Kur'an bilgisi fazla olmayan ama Rivayet hadislere çok değer veren kardeşlerimiz daha iyi anlasın diye, onların anlayacağı bir örnek vermek istiyorum. Bakın Allah'ın Resulü bu hatayı yapanlara neler söylediği rivayet ediliyor. Okuyalım ki, içinde bulunduğumuz korkunç yanlışın farkında olalım. DOĞRU VE FAYDALI BİLGİDEN KİM FAYDALANMAZ? YETER Kİ KUR’AN'DAN ONAY ALSIN.
4108 - İbnu Amr İbni'l-As radıyallahu anhüma anlatıyor: "Resûlullah aleyhissalâtu vesselâm buyurdular ki: "ALLAH İLMİ (VERDİKTEN SONRA), İNSANLARIN (KALBİNDEN) ZORLA SÖKÜP ALMAZ. FAKAT İLMİ, ÜLEMAYI KABZETMEK SURETİYLE ALIR. ÜLEMA KABZEDİLİR, ÖYLE Kİ, TEK BİR ÂLİM KALMAZ. HALK DA CAHİLLERİ KENDİNE REİS YAPAR. BUNLARA MESELELER SORULUR, ONLAR DA İLME DAYANMAKSIZIN (KENDİ REYLERİYLE) FETVA VERİRLER, BÖYLECE HEM KENDİLERİNİ HEM DE BAŞKALARINI DALÂLETE ATARLAR."
Buhari, İlim 34, İ'tisam 7; Müslim, ilm 13, (2573); Tirmizi, ilm 5, (2654).
O kadar güzel bir örnek ki, tamda günümüz olaylarını, içinde bulunduğumuz açmazı ve yaptığımız yanlışları tarif ediyor.

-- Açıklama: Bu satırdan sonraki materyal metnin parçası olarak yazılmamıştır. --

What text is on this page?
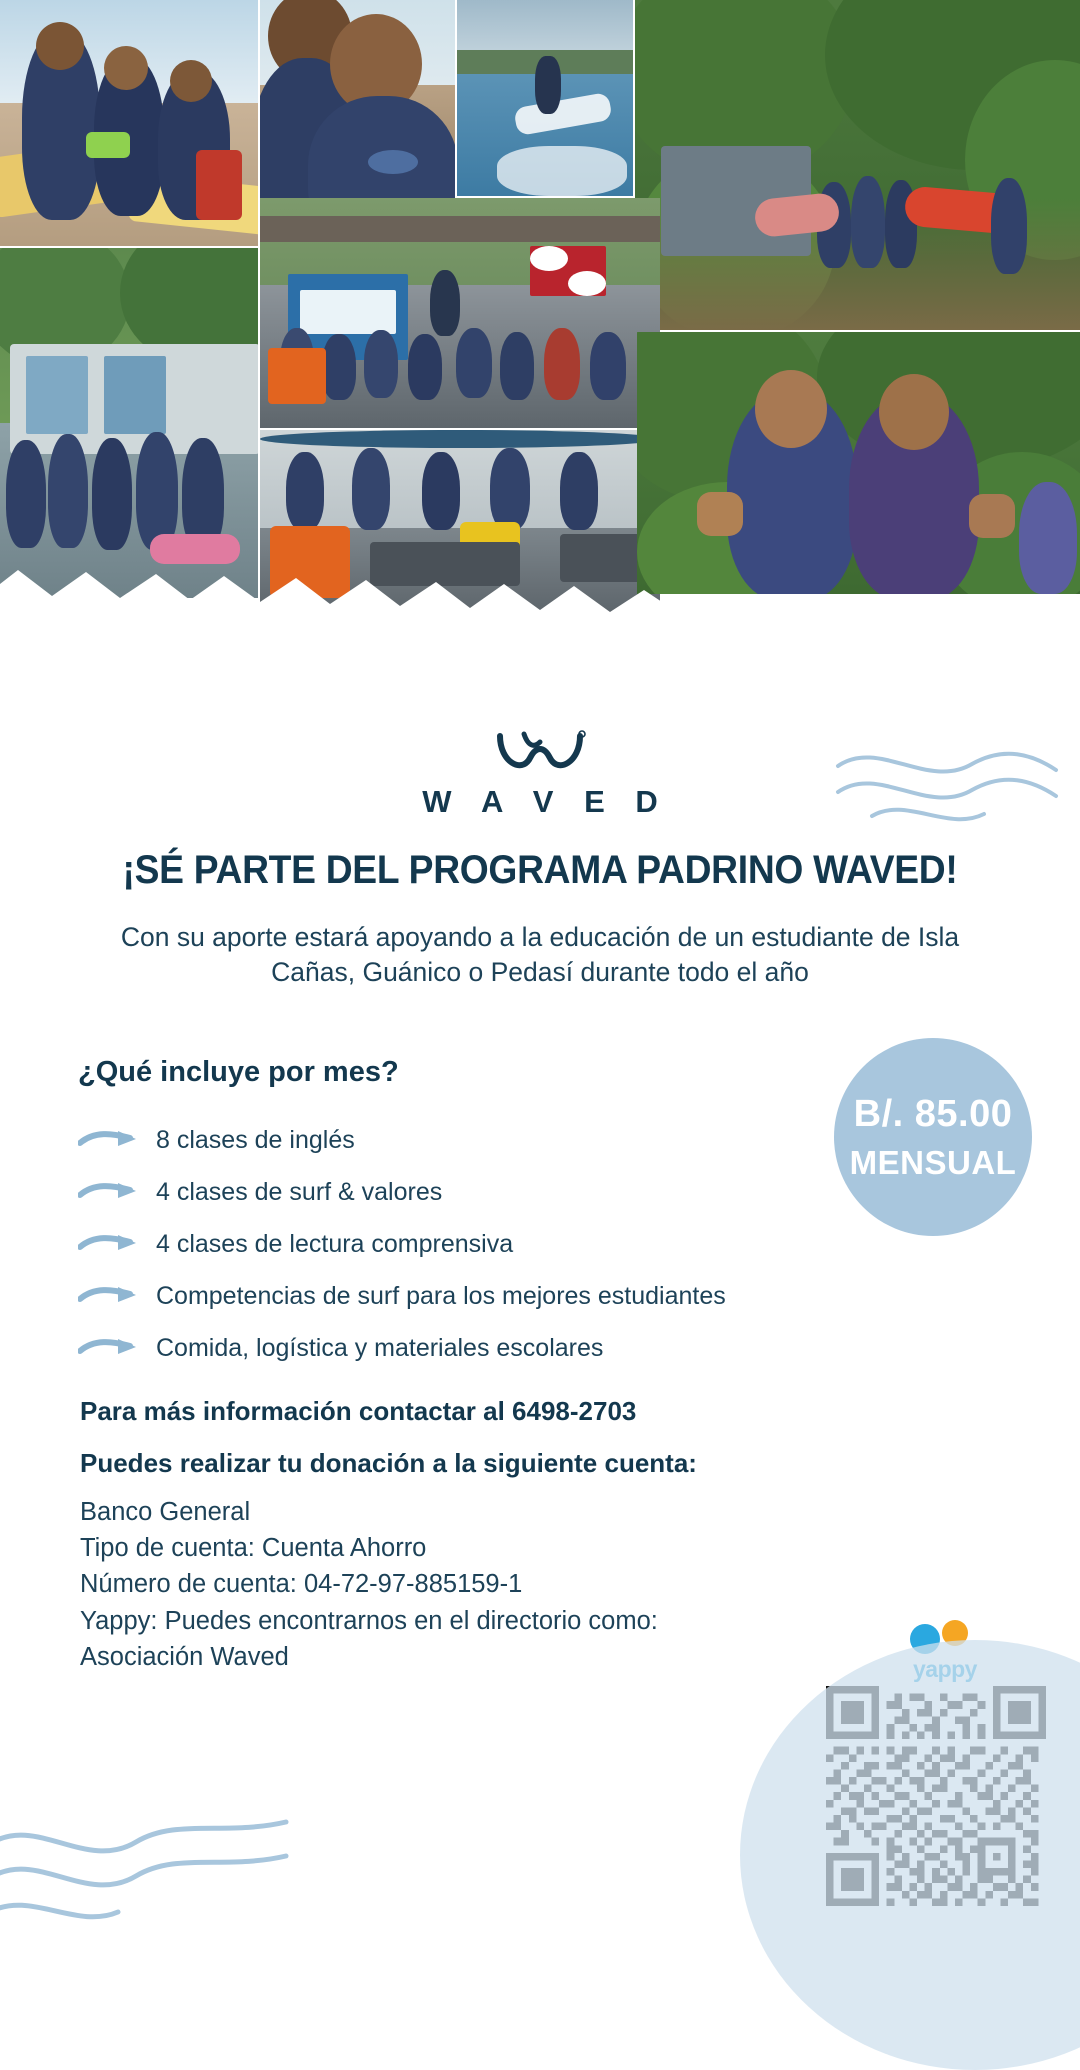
W A V E D
¡SÉ PARTE DEL PROGRAMA PADRINO WAVED!
Con su aporte estará apoyando a la educación de un estudiante de Isla Cañas, Guánico o Pedasí durante todo el año
¿Qué incluye por mes?
8 clases de inglés
4 clases de surf & valores
4 clases de lectura comprensiva
Competencias de surf para los mejores estudiantes
Comida, logística y materiales escolares
B/. 85.00
MENSUAL
Para más información contactar al 6498-2703
Puedes realizar tu donación a la siguiente cuenta:
Banco General
Tipo de cuenta: Cuenta Ahorro
Número de cuenta: 04-72-97-885159-1
Yappy: Puedes encontrarnos en el directorio como:
Asociación Waved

GÜNÜMÜZDE, ÂLİM- İLİM SAHİBİ DEDİĞİMİZ KİŞİLER, BU ÖRNEĞE NE KADAR ÇOK BENZİYOR. Rivayetleri kendilerine dinde kanıt delil görenler, bu rivayet haddisten hiç bahsetmezler, çünkü işlerine gelmez. Televizyonlara çıkmış uzun uzun sakallı kişiler, din diye topluma anlattıkları batıl bilgileri düşündükçe, ALLAH'IN İLMİNİ BU TOPLUMDAN NASIL SÖKÜP ALDIĞI, ÇOK DAHA AÇIK ANLAŞILIYOR.

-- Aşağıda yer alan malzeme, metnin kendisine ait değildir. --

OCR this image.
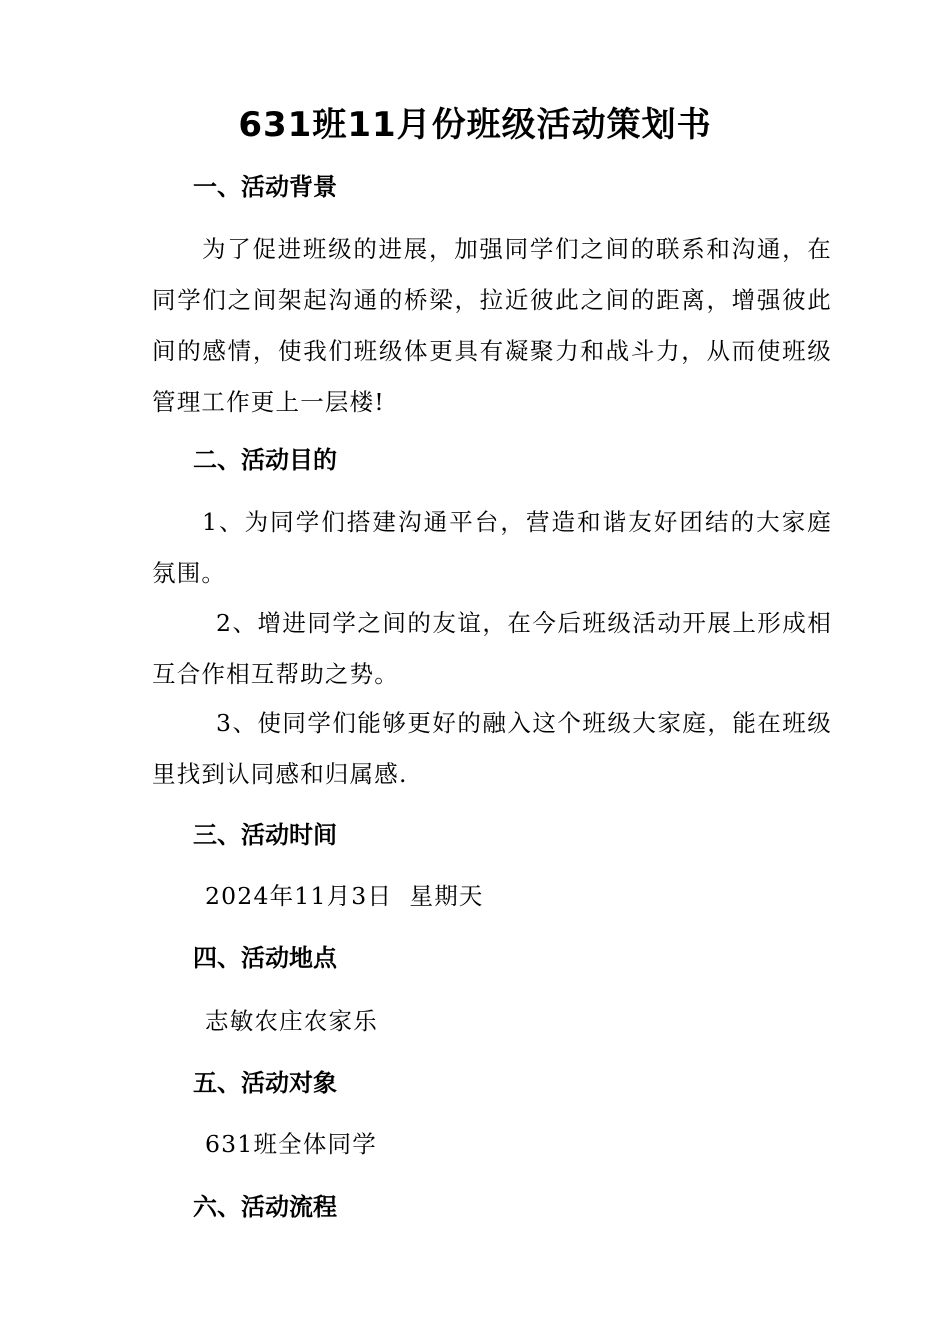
631班11月份班级活动策划书
一、活动背景
为了促进班级的进展，加强同学们之间的联系和沟通，在同学们之间架起沟通的桥梁，拉近彼此之间的距离，增强彼此间的感情，使我们班级体更具有凝聚力和战斗力，从而使班级管理工作更上一层楼!
二、活动目的
1、为同学们搭建沟通平台，营造和谐友好团结的大家庭氛围。
2、增进同学之间的友谊，在今后班级活动开展上形成相互合作相互帮助之势。
3、使同学们能够更好的融入这个班级大家庭，能在班级里找到认同感和归属感.
三、活动时间
2024年11月3日  星期天
四、活动地点
志敏农庄农家乐
五、活动对象
631班全体同学
六、活动流程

Bizler eğer inancımızı Kur’an merkezli, Kur’an onaylı yaşamayıp, sanı ve emin olmadığımız rivayetler üzerine yaşarsak, ÂLİM, ULEMA ZANNETTİKLERİMİZİN, BATAKLIĞINDA BOĞULUP GİDERİZ. Her bilgiden elbette yararlanmalıyız, ama bir şartla. Kur’an onay veriyorsa, onun iznini alıyorsa.
Dilerim, Allah'ın gerçek ilmi ile gönlünü, ruhunu aydınlatan, Onun halis kullarından oluruz. Yine dilerim, imanını hurafe ve sanı ile değil, eğriyi doğrudan ayıran, Allah'ın nuru FURKAN ile yaşayan ve yalnız onun ipine sarılan kulları arasında oluruz.